Otherwise, software compatibility could also be an issue because independent software vendors will have to adapt applications to run on Intel chips, he said in an e-mail analysis before Jobs' speech.

But another analyst, Jack Gold at J. Gold Associates, called it "a stunningly smart move for Apple" in a note.

"In this one decision, it has virtually assured that the Mac OS will survive and prosper," Gold said. "And it has given itself the ability to compete with new [hardware] platforms on an equal footing (provided it can maintain price parity with bigger rivals).

"I think Steve Jobs deserves a great deal of credit. He has essentially enabled Apple [hardware] cloning without allowing hardware clones, something he has been loathe to do for many years. Now, Apple needs to achieve more price competitiveness in order to gain ... market share."

Apple has a plan for dealing with software issues that arise during the transition, Jobs said in his speech. First off, a complete version of Mac OS X has been running on Intel's chips for five years, a project that had long been rumored but never confirmed. "Mac OS X was cross-platform by design right from the very beginning," he said.

Backward compatibility for future applications will be addressed through a new version of Xcode, Apple's integrated development environment (IDE) for Mac OS X, Jobs said. Xcode 2.1, released today, will allow developers to create binary code for both the PowerPC architecture and Intel's chips, he said.

But for existing applications, there is no way around the work that will be required to move the software from one architecture to another.
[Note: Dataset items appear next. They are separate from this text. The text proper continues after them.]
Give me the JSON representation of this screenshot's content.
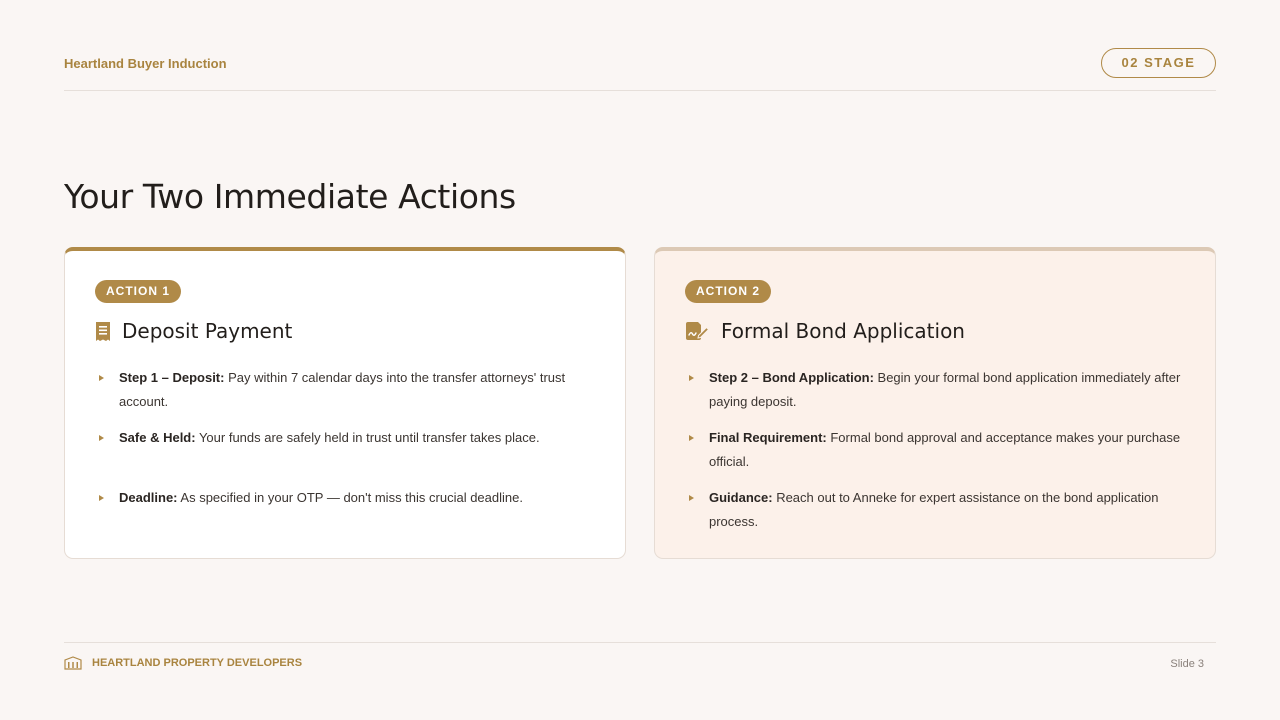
{
  "header": {
    "brand": "Heartland Buyer Induction",
    "stage": "02 STAGE"
  },
  "title": "Your Two Immediate Actions",
  "cards": [
    {
      "badge": "ACTION 1",
      "icon": "receipt-icon",
      "heading": "Deposit Payment",
      "bullets": [
        {
          "lead": "Step 1 – Deposit:",
          "text": " Pay within 7 calendar days into the transfer attorneys' trust account."
        },
        {
          "lead": "Safe & Held:",
          "text": " Your funds are safely held in trust until transfer takes place."
        },
        {
          "lead": "Deadline:",
          "text": " As specified in your OTP — don't miss this crucial deadline."
        }
      ]
    },
    {
      "badge": "ACTION 2",
      "icon": "signed-document-icon",
      "heading": "Formal Bond Application",
      "bullets": [
        {
          "lead": "Step 2 – Bond Application:",
          "text": " Begin your formal bond application immediately after paying deposit."
        },
        {
          "lead": "Final Requirement:",
          "text": " Formal bond approval and acceptance makes your purchase official."
        },
        {
          "lead": "Guidance:",
          "text": " Reach out to Anneke for expert assistance on the bond application process."
        }
      ]
    }
  ],
  "footer": {
    "icon": "building-icon",
    "company": "HEARTLAND PROPERTY DEVELOPERS",
    "slide": "Slide 3"
  },
  "colors": {
    "accent": "#b08a48",
    "background": "#faf6f4",
    "card2_background": "#fcf1ea"
  }
}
Applications based on Apple's "Cocoa" application programming interfaces (API) will need only a few tweaks and a recompile, and smaller "widget" applications built using Java will run as is, Jobs said.

Older applications built with the "Carbon" APIs will be harder to qualify, especially if Apple developers have yet to switch from the Metrowerks IDE to Xcode, he said. Half of Apple's top 100 developers have moved to Xcode, while another 25% are in the process of doing so, he said.

Wolfram Research Inc. ported its Mathematica computational engine to Intel's chips in only a couple of hours, said company co-founder Theo Gray, during the presentation. Microsoft Corp. and Adobe Systems Inc. also plan to port existing Mac OS-based applications to Intel's chips, executives from both companies said.

But the porting of thousands of other smaller applications will test the resources of smaller software companies. Therefore, it's likely not every application will be ready to go when the first Mac OS-Intel machines start to ship, Jobs said.

The company plans to include technology called Rosetta in the first computers it ships with Intel's chips, Jobs said. Rosetta, named after the famous stone used to translate Egyptian and Greek in ancient Egypt, will allow binary code created for PowerPC to run on Intel's chips at a pace Jobs termed "fast (enough)" on one slide of his presentation. Jobs loaded several PowerPC applications during a demonstration, such as Adobe's Photoshop, which took a fair amount of time to boot as the binary code was translated.

Nancy Weil of the IDG News Service and Computerworld's Ken Mingis contributed to this report.